To that end, the meetings themselves must represent a commitment of sorts – landing the same time every week and month. They should also never be postponed or cancelled as that can plant seeds of doubt and distraction within attendees while also potentially replicating this behaviour elsewhere throughout the project. If an owner simply can’t make the meeting, the proper person should be put in charge of it so the agenda continues as designed.

As we’ve learned via the Covid era, we don’t have to be in-person to have these meetings. While in-person is preferred, we can all appreciate the value of the video call or similar conferencing software at this point.

As for organising by purpose, annual meetings should include strategic planning, while all-company town hall meetings should occur bi-annually – giving everyone in the organisation a “state of the company” snapshot.

Monthly meetings can run the spectrum: business development, financials and accounting, work flow, safety, operations, quality control, workforce, technology, systems and procedures, project management, sales and marketing.

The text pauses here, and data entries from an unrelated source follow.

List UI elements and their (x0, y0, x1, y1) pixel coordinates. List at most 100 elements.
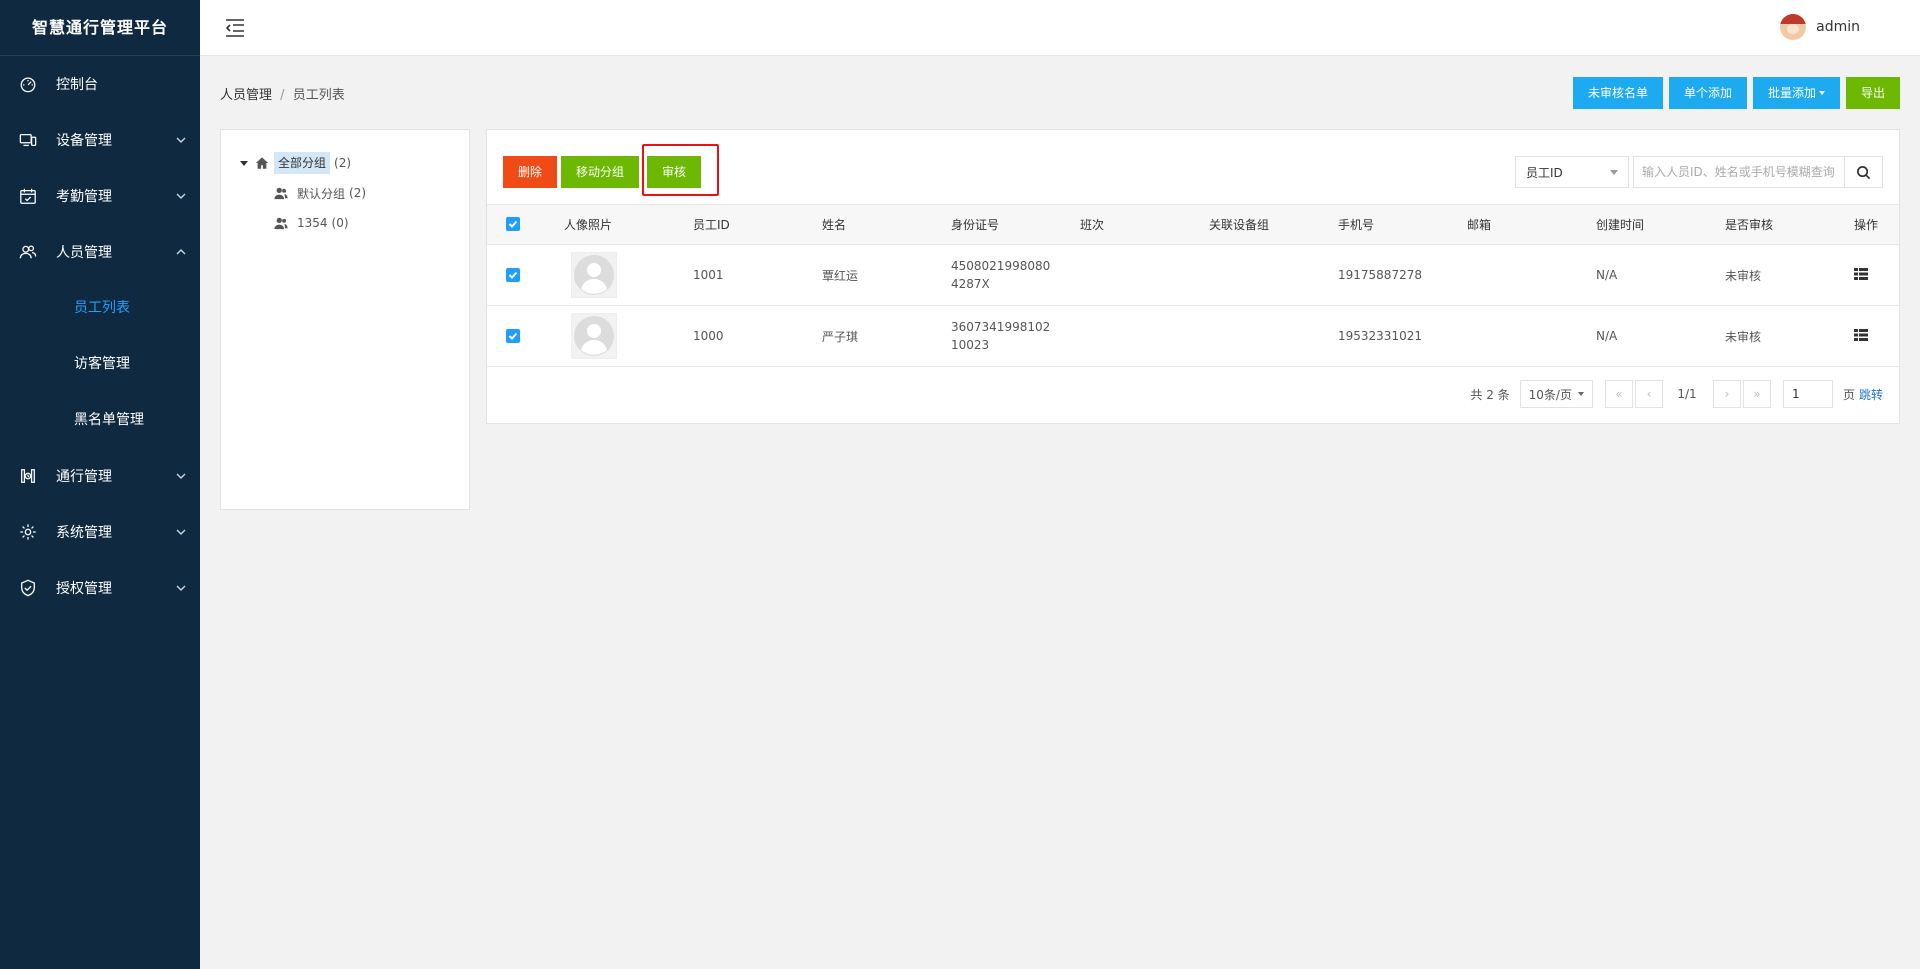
avatar (1780, 14, 1807, 40)
sidebar-item-system[interactable]: 系统管理 (0, 504, 200, 560)
cell-shift (1080, 305, 1209, 367)
username: admin (1816, 19, 1860, 35)
chevron-up-icon (176, 247, 186, 257)
chevron-down-icon (176, 471, 186, 481)
add-batch-label: 批量添加 (1767, 86, 1816, 100)
cell-created: N/A (1596, 305, 1725, 367)
gear-icon (18, 522, 38, 542)
cell-employee-id: 1000 (693, 305, 822, 367)
sidebar-item-label: 授权管理 (56, 581, 112, 597)
tree-node-root[interactable]: 全部分组 (2) (240, 151, 351, 175)
sidebar-item-label: 控制台 (56, 77, 98, 93)
group-tree-panel: 全部分组 (2) 默认分组 (2) 1354 (0) (220, 129, 470, 510)
search-field-select[interactable]: 员工ID (1515, 156, 1629, 188)
jump-button[interactable]: 跳转 (1859, 386, 1883, 403)
unreviewed-list-button[interactable]: 未审核名单 (1572, 77, 1663, 109)
sidebar-item-label: 设备管理 (56, 133, 112, 149)
select-all-checkbox[interactable] (506, 217, 520, 231)
cell-name: 严子琪 (822, 305, 951, 367)
employee-table: 人像照片 员工ID 姓名 身份证号 班次 关联设备组 手机号 邮箱 创建时间 是… (487, 204, 1899, 367)
sidebar: 智慧通行管理平台 控制台 设备管理 考勤管理 人员管理 员工列表 访客管理 黑名… (0, 0, 200, 969)
sidebar-item-license[interactable]: 授权管理 (0, 560, 200, 616)
table-row: 1001 覃红运 4508021998080 4287X 19175887278… (487, 244, 1899, 306)
tree-node-label[interactable]: 1354 (297, 216, 328, 230)
top-actions: 未审核名单 单个添加 批量添加 导出 (1572, 77, 1900, 109)
sidebar-item-label: 考勤管理 (56, 189, 112, 205)
expand-triangle-icon[interactable] (240, 160, 248, 166)
export-button[interactable]: 导出 (1845, 77, 1900, 109)
search-field-value: 员工ID (1526, 165, 1563, 180)
cell-id-card: 4508021998080 4287X (951, 244, 1080, 306)
tree-node-1354[interactable]: 1354 (0) (273, 211, 349, 235)
breadcrumb-parent[interactable]: 人员管理 (220, 88, 272, 103)
first-page-button[interactable]: « (1604, 380, 1633, 408)
tree-node-label[interactable]: 默认分组 (297, 185, 345, 202)
dashboard-icon (18, 74, 38, 94)
tree-node-label[interactable]: 全部分组 (274, 152, 331, 174)
next-page-button[interactable]: › (1712, 380, 1741, 408)
chevron-down-icon (176, 583, 186, 593)
move-group-button[interactable]: 移动分组 (561, 156, 640, 188)
row-checkbox-cell[interactable] (487, 305, 564, 367)
shield-icon (18, 578, 38, 598)
row-checkbox[interactable] (506, 267, 520, 282)
pager-total: 共 2 条 (1470, 387, 1510, 402)
sidebar-item-access[interactable]: 通行管理 (0, 448, 200, 504)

Weekly meetings also cover a range, from sales, proposals and estimating, to bid follow-up, onsite goal-setting and target-reaching with superintendents and foremen and even material needs, subcontractor performance, safety and customer issues.

Ultimately, a dependable meeting schedule allows you, as a leader, to stay on top of the productive success of your company’s day-to-day operations, while maintaining some personal freedom, but continuing to cultivate and drive culture. A good question to consider both now, and in the future: What do our meetings say about this company? Are they making us – or breaking us?